Meskipun demikian, ada jutaan pria dan wanita yang setia di seluruh dunia yang berusaha setiap hari untuk “hidup dari setiap kata yang dikeluarkan dari mulut Allah” (A&P 84:44). Mereka merencanakan serta menjalani hidup mereka agar selaras dengan kehendak yang diilhamkan Bapa Surgawi. Mereka bekerja keras, belajar keras, dan banyak berdoa. Mereka tahu kapan harus serius serta mengetahui cara untuk bersenang-senang. Mereka mendengarkan Firman dan mereka mematuhi Firman itu. Mereka mengetahui makna serta berkat yang datang dari menjalankan hukum pengudusan. Orang-orang yang setia ini menolong dan berbeda dari yang lain. Mereka mengasihi serta mempedulikan anak-anak kecil dan orang yang lanjut usia. Sikap yang baik serta standar moral yang tinggi adalah ciri mereka, dan mereka memimpin melalui teladan di rumah-rumah, di lingkungan huni, serta di masyarakat mereka. Allah mengasihi dan memberkati mereka. Firman-Nya adalah firman yang mereka taati, firman yang mereka kenal “adalah pasti dan tidak akan gagal” (A&P 64:31).

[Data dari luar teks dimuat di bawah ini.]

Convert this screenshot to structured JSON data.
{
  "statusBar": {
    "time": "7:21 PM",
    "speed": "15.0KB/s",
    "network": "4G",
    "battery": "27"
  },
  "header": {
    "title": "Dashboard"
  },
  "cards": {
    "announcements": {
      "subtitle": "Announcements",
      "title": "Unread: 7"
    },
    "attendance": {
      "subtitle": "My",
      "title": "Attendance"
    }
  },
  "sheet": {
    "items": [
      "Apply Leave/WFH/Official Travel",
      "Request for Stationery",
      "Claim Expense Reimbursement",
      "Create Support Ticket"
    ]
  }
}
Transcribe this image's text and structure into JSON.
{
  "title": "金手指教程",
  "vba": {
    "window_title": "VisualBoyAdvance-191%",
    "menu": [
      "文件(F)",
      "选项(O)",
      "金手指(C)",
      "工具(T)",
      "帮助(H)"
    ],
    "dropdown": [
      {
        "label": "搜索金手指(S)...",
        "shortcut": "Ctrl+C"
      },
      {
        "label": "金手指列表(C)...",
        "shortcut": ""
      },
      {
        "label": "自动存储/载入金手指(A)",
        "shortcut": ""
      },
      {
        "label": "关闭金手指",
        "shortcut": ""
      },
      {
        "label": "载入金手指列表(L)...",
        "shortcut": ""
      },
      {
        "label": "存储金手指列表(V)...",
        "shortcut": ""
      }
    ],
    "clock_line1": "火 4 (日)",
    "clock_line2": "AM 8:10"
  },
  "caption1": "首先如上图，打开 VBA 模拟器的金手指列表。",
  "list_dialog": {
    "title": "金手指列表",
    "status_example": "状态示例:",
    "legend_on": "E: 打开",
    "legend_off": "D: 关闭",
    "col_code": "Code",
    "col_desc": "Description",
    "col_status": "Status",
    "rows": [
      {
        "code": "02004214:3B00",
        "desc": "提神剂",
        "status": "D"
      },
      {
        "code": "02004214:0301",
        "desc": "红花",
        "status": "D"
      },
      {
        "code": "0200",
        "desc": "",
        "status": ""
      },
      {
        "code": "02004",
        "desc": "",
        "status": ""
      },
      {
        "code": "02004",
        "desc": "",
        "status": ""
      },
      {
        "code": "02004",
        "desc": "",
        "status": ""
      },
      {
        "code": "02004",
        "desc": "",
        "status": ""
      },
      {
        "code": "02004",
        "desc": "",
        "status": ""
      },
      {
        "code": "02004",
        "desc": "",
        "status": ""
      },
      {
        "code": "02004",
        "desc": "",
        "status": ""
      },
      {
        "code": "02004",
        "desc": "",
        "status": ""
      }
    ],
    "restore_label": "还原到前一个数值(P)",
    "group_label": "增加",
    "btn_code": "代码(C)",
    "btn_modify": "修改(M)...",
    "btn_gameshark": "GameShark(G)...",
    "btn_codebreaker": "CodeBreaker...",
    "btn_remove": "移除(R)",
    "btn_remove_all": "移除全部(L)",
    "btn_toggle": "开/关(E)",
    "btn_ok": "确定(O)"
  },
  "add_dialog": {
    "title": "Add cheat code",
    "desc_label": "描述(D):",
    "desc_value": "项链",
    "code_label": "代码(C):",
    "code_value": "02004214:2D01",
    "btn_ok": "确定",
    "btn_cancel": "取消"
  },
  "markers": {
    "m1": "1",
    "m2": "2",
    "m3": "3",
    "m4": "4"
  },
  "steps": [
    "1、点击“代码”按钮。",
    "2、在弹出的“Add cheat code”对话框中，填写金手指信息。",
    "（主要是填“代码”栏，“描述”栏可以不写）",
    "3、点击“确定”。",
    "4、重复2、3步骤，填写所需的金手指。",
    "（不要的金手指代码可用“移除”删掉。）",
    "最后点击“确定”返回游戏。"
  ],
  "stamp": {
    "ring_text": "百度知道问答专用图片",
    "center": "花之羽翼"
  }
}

Kata-kata [firman] harus ditaati. Firman biasanya sederhana dan singkat. Firman menolong kita mengingat. Firman menolong kita mengikuti jalan yang benar. Firman akan menolong kita kembali kepada Bapa Surgawi serta perhentian-Nya.
Semoga kita mengingat:
Allah adalah bapa.
Manusia adalah sesama saudara.
Kehidupan adalah misi,
Dan bukan karier.
Dalam nama Yesus Kristus, amin.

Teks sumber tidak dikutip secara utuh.